Thanks for your ideas.

Your attempt at writing your customer tagger and reusing another one is one example why we have decided keep configuration purposely lose and not enforce any standard to do it (java bean, specific marshal, etc.). That gives you the flexibility you want to load things the way you want (at the expense of strong validation). For your specific example, you can pass the relevant XML snippet you read from the loadFromXML method to the same method on the GenericFetcher and that should be it. If you want an example of a class loading XML for other classes, you can look at the MultiCommitter class in the Committer Core project.

essiembre commented 7 years ago

This feature request is now implemented. Starting with the latest snapshot release, you will now get validation errors when there is anything wrong with your config. It goes from bad syntax to bad tag or attribute names, etc.

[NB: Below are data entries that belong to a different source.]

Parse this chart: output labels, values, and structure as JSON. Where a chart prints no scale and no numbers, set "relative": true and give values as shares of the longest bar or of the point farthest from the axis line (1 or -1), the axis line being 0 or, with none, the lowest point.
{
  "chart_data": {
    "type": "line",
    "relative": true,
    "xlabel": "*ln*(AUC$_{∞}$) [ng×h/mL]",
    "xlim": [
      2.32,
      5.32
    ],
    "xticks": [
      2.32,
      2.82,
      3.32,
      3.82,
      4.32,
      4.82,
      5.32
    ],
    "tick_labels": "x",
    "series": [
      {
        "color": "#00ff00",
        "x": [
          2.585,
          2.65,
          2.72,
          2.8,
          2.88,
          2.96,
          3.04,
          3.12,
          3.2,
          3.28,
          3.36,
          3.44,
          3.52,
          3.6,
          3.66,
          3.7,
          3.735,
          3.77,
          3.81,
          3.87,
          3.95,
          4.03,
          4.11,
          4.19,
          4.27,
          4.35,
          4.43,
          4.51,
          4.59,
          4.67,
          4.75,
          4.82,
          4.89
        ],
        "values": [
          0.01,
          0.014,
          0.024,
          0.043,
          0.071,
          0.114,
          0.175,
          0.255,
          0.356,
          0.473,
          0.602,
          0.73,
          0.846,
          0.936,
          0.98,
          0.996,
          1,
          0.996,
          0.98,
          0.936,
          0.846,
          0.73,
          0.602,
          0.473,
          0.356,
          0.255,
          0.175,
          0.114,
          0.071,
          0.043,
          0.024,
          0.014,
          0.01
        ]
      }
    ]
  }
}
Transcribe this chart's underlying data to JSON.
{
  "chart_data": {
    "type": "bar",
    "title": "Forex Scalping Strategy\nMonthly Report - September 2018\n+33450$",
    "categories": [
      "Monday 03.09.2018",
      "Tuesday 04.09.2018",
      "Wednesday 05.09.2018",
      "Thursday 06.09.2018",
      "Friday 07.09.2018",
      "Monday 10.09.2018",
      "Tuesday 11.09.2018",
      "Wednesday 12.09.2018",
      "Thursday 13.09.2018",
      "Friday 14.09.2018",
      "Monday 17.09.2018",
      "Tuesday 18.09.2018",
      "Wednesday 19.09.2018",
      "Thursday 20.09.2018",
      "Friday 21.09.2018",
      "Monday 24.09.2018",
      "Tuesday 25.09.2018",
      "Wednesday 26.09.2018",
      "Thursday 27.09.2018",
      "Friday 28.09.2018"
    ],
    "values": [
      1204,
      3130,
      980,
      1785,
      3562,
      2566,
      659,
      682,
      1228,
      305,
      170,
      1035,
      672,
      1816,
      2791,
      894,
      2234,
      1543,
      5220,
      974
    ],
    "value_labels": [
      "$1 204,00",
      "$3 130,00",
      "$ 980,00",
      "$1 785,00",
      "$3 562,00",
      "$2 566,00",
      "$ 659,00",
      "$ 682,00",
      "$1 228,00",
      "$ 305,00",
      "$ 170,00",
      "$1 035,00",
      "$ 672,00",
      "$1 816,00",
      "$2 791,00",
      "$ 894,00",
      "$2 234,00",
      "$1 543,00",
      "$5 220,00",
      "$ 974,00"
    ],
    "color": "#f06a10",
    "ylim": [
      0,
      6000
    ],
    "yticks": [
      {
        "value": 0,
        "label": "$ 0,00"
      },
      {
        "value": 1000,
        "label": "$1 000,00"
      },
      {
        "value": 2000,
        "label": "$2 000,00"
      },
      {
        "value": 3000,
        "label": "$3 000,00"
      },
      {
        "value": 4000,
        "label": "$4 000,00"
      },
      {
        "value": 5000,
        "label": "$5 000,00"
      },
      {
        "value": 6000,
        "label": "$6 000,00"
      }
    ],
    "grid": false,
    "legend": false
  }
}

You can now supply the -k flag (or --checkcfg) with your -c (or --config) flag and configuraiton validation will be performed without actually executing. Example:

importer.sh -c myconfig.xml -k

If you combine -k with -i, it won't execute if there are validation errors.

This new flag is available to HTTP Collector and Filesystem Collector as well.

If you have a chance please give it a try and confirm.

liar666 commented 7 years ago

Thanks a lot, that's a very useful feature!